We have other pieces to this fabulous dining set which include, the large sideboard we currently have listed, an extending dining table with 6 leaves and custom table pads, and 12 matching chairs including 2 armchairs and 10 side chairs. Please contact us if you are interested in the whole set. We have decided to list the pieces separately but would love to keep it all together. It has been in the same family as a set for almost 100 years. See below for some information on the maker.
W.K. Cowan Company, 1894 to 1916.
A Great Part of American Furniture History
A brief History of William Kennett Cowan:
W K Cowan (b 10/24/1869); Grad. Chicago Manual Training School 1889; Trained in architecture with Henry Ives Cobb (Chicago Varnish Co. Building, the Columbian Exposition, Newberry Library, Liberty Tower in Manhattan, and the King Edward Hotel in Toronto, and other notable places); Cowan designed and supervised all of the plumbing and "related fixtures" for the Columbian Exposition in 1893 Chicago.
In 1894 he started a special furniture business, which incorporated in 1901 with him as President and General Manager; by 1905 he had build one of the largest furniture factories in Chicago at 605 Lake Shore Drive at the foot of Ohio and Ontario Sts. Their Retail Store was at 203-207 Michigan Ave.

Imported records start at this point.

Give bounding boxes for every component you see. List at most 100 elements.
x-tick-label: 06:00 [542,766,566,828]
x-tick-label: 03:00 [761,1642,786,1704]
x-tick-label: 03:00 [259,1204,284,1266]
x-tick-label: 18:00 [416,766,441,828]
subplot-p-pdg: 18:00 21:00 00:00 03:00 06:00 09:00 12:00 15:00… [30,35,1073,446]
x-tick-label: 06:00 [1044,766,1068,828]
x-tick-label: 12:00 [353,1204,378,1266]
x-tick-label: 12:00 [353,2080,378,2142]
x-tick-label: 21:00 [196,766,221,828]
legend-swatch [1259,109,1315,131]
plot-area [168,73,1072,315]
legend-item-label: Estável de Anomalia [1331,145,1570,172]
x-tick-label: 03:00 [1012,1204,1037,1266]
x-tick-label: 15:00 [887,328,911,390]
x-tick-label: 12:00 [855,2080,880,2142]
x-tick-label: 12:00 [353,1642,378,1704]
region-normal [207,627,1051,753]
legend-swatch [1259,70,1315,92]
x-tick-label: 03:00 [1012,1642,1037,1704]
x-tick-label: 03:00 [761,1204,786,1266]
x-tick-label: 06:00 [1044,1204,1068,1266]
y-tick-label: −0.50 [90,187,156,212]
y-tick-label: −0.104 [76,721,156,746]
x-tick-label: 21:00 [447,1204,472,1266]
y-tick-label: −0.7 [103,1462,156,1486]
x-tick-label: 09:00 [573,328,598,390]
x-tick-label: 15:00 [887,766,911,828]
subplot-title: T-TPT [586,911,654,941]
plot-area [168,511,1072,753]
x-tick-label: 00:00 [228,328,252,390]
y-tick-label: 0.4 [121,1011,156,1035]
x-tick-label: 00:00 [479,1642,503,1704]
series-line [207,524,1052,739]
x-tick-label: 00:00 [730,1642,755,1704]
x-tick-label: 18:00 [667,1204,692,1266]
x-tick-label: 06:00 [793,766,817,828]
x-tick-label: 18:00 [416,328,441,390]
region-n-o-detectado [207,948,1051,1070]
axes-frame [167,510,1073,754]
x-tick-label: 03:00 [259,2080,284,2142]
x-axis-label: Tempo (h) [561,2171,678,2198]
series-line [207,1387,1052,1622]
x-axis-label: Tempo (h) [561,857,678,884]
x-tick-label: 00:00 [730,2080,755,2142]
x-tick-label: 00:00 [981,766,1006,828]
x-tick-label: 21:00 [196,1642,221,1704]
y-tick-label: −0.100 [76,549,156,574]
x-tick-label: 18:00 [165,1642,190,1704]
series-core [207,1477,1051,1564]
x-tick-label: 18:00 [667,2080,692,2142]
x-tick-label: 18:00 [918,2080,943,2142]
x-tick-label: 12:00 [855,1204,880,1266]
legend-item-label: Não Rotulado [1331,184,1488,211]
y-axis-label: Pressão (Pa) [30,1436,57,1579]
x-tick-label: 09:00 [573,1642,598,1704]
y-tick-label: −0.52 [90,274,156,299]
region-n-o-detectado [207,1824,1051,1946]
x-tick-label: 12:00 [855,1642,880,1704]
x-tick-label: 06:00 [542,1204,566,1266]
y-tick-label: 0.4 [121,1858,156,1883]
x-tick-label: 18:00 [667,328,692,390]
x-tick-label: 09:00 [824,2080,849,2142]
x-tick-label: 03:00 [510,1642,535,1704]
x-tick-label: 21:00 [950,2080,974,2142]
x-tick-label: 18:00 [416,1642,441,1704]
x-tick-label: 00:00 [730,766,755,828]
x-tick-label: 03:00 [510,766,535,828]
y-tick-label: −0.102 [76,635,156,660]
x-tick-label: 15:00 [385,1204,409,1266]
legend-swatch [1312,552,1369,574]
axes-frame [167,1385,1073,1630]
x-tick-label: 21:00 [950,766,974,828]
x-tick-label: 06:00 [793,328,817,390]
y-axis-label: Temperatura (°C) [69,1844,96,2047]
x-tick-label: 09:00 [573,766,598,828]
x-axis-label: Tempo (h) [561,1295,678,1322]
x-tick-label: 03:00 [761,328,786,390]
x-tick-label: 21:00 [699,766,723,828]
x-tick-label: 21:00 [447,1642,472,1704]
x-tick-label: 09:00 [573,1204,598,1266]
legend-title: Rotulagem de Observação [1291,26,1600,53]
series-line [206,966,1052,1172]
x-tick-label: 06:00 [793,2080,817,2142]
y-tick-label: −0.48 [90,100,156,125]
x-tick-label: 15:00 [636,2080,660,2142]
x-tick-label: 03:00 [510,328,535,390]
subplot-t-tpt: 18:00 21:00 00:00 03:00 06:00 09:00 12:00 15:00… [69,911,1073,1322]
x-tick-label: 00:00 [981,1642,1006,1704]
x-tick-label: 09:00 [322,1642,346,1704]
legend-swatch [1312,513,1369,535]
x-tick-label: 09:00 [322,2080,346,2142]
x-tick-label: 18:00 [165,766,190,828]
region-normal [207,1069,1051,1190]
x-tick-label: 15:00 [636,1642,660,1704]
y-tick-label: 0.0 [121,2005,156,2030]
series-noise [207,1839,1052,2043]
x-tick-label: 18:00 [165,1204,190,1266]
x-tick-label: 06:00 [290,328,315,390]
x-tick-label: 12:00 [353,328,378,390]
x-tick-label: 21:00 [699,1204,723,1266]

This business was often called "Cowan Cabinet Made Furniture". They imported furniture until 1898 (English made, mainly). In 1898 they produced a wondrous catalog of their own furniture of hand crafted Mahogany and Circassian (European burled) Walnut with a "modest use of other decorative woods". The Univ. of CA has an online digitized copy: its worth ogling. For a while they were the top of the furniture business with retail sales outlets in big named stores throughout the USA.
They fell onto hard times and sold all their remaining inventory, etc. to the Gimbel Bros. of Philadelphia in 1916. They still maintained a small furniture business until about 1920. Mr. Cowan died at his home (1422 N. State St. Chicago)in 1928.